WEDNESDAY, April 24, 2024
nationthailand

The facts behind the fantastic

The facts behind the fantastic

Prateep Kochabua has a powerful gift for rendering the ordinary in glorious spectacle

ARMIES OF MONKEYS and giants are “Engaged in Combat” at the Museum of Contemporary Art in a large surrealist painting of elaborate lines and delicate patterns by Prateep Kochabua. It’s a clear-enough allusion to the never-ending war between red shirts and yellow shirts. 
This is the alarming scene that greets visitors in the MoCA atrium. Prateep’s show, continuing into mid-October, is called “Destiny to Imagination”, and it testifies in full to his penchant for morphing multiple elements into allegories of daily life. All the contorted supernatural creatures and luscious nude goddesses make his art a favourite of Boonchai Bencharongkul, the museum’s founder and a devotee of surrealism. His collection of Prateep’s work occupies much of third floor.
“I’m trying to collect more,” Boonchai has said. “His paintings are wild, as is his inspiration. He’s good at representing Thainess in beautifully fantastic imagery, but with a satirical bite.”
Boonchai has just published his first book on the art at his museum, covering the same artist and bearing the same name as the exhibition.

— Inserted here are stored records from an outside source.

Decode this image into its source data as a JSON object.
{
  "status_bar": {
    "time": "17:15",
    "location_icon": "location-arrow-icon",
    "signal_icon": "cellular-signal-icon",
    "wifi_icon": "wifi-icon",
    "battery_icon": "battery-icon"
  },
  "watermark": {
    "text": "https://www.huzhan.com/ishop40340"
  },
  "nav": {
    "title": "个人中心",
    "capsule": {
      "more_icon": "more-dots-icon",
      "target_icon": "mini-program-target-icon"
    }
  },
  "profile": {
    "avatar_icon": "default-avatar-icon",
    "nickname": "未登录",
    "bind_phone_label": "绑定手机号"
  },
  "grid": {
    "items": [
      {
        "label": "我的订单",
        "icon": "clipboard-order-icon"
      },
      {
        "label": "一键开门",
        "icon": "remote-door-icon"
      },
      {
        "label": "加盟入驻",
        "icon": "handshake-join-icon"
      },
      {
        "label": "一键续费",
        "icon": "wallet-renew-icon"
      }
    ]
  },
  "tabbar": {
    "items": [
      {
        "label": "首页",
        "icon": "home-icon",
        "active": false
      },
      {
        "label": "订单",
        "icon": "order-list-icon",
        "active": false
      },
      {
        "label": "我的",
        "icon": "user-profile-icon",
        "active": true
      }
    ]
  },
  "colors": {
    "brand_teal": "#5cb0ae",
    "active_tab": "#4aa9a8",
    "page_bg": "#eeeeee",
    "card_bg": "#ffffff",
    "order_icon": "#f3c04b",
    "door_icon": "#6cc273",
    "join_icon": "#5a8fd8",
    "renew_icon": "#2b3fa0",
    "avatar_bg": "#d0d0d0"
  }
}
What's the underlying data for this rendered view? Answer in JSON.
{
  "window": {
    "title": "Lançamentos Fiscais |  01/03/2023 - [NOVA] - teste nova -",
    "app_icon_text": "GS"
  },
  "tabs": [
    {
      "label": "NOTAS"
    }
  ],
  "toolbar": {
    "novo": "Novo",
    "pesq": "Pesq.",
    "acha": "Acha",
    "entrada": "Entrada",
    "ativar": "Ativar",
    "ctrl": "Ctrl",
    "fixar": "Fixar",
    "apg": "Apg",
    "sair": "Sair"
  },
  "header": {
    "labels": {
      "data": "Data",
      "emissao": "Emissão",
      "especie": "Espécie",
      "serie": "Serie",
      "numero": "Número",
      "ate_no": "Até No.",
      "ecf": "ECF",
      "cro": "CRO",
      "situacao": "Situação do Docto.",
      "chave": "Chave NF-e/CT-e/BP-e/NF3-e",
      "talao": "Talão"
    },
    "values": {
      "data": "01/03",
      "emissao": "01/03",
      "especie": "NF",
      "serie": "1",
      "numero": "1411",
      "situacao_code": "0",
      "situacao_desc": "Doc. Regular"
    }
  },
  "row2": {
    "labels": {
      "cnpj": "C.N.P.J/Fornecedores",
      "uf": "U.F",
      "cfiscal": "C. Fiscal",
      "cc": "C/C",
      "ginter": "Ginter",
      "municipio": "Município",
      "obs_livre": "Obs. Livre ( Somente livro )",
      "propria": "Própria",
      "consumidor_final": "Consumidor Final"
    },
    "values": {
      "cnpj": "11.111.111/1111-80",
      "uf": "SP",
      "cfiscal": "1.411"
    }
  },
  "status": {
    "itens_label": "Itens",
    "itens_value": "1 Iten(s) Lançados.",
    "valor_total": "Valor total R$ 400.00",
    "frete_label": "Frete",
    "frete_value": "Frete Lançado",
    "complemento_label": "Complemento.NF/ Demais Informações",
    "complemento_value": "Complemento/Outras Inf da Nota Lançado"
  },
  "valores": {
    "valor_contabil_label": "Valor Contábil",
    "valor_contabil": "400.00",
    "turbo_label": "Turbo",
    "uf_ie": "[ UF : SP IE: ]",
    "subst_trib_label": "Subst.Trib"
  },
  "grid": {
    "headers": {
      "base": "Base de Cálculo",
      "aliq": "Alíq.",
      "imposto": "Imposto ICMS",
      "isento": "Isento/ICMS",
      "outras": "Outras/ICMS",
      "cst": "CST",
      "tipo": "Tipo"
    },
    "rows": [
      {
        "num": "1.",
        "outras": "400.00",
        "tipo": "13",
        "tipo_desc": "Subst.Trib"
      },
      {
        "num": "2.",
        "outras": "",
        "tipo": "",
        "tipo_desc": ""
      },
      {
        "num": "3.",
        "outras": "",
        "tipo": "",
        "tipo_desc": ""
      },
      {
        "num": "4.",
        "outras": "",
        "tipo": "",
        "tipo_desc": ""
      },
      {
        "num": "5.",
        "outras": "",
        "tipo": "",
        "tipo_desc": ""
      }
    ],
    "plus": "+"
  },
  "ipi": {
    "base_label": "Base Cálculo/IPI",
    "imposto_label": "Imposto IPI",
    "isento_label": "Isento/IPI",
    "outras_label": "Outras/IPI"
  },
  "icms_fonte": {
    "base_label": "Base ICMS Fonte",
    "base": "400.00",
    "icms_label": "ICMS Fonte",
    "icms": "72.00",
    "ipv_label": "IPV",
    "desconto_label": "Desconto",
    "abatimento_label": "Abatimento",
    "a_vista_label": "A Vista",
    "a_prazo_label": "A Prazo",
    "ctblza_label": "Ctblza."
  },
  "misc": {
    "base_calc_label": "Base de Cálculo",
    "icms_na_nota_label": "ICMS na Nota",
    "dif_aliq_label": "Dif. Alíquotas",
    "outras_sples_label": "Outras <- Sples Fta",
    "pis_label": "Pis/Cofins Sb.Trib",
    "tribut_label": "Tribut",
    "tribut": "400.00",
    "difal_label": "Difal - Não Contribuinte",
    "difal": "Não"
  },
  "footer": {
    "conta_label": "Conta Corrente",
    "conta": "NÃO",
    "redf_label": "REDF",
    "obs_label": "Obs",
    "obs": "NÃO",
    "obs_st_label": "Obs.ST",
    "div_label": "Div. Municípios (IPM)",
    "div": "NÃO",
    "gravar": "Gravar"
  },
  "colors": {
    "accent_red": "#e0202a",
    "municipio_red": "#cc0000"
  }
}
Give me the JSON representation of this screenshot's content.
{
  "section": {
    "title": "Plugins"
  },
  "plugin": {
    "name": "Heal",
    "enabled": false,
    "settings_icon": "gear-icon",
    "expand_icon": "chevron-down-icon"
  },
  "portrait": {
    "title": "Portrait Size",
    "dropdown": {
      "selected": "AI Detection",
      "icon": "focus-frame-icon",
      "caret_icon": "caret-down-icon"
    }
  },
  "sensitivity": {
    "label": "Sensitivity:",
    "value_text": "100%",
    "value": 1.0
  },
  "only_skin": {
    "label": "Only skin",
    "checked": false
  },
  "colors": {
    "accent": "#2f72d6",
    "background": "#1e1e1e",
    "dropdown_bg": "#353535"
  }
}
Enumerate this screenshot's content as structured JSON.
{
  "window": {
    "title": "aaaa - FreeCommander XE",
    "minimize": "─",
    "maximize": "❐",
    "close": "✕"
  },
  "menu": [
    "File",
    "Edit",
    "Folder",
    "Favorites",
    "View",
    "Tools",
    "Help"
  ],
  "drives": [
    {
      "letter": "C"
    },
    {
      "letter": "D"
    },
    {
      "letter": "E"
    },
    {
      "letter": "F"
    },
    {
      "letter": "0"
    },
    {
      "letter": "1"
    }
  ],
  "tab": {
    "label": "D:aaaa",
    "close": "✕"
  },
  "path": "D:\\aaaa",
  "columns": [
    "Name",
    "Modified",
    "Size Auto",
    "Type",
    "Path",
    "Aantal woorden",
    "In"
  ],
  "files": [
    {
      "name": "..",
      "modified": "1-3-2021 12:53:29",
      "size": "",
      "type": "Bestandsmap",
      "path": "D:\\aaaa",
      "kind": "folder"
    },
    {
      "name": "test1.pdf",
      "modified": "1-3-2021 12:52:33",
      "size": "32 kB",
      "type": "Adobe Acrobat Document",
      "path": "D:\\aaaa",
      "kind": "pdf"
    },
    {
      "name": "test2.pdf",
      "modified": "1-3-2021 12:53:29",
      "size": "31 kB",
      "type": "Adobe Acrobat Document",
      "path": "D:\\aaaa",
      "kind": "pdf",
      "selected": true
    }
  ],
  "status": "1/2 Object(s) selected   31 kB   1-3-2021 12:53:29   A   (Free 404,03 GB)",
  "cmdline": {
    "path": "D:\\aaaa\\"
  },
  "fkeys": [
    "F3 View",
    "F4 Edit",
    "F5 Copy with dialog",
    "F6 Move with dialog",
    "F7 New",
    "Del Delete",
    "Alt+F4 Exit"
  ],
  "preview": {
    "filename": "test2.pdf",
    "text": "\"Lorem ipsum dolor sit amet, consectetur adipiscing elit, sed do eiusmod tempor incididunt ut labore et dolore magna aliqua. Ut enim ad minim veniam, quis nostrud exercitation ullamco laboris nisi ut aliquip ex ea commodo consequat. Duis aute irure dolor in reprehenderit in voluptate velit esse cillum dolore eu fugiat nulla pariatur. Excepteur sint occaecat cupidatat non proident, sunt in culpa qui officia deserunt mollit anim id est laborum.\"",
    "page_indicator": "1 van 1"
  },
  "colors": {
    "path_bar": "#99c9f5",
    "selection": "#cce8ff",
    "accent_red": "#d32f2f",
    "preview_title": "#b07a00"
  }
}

It documents Prateep’s art and inspirations since graduation from Silpakorn University in 1984. Bangkok-based Australian art critic Andrew J West provided the text for the 176-page, fully illustrated collector’s book. 
Four new works are among the 30-plus paintings in the exhibition. Prateep confirms that current politics is the theme behind “Engaged in Combat”. It’s nearly three metres square and took him 48 days to complete, he says. 
“It’s a reaction to the depression I felt, along with most Thais, in the midst of the country’s mayhem. The conflict has never ended, and the stream of abuse has increased. We ignore the philosophy of using peaceful means, getting trapped instead in power structures.”
West, author of “Contemporary Thai Directory of Artists 2012”, was unfamiliar with Prateep’s work when he took up the assignment to write 11,000 words for the book. But, “I interviewed him many times and found that the story behind each painting is interesting and sanook”, he says, referring to the famous Thai insistence that fun be part of every experience. 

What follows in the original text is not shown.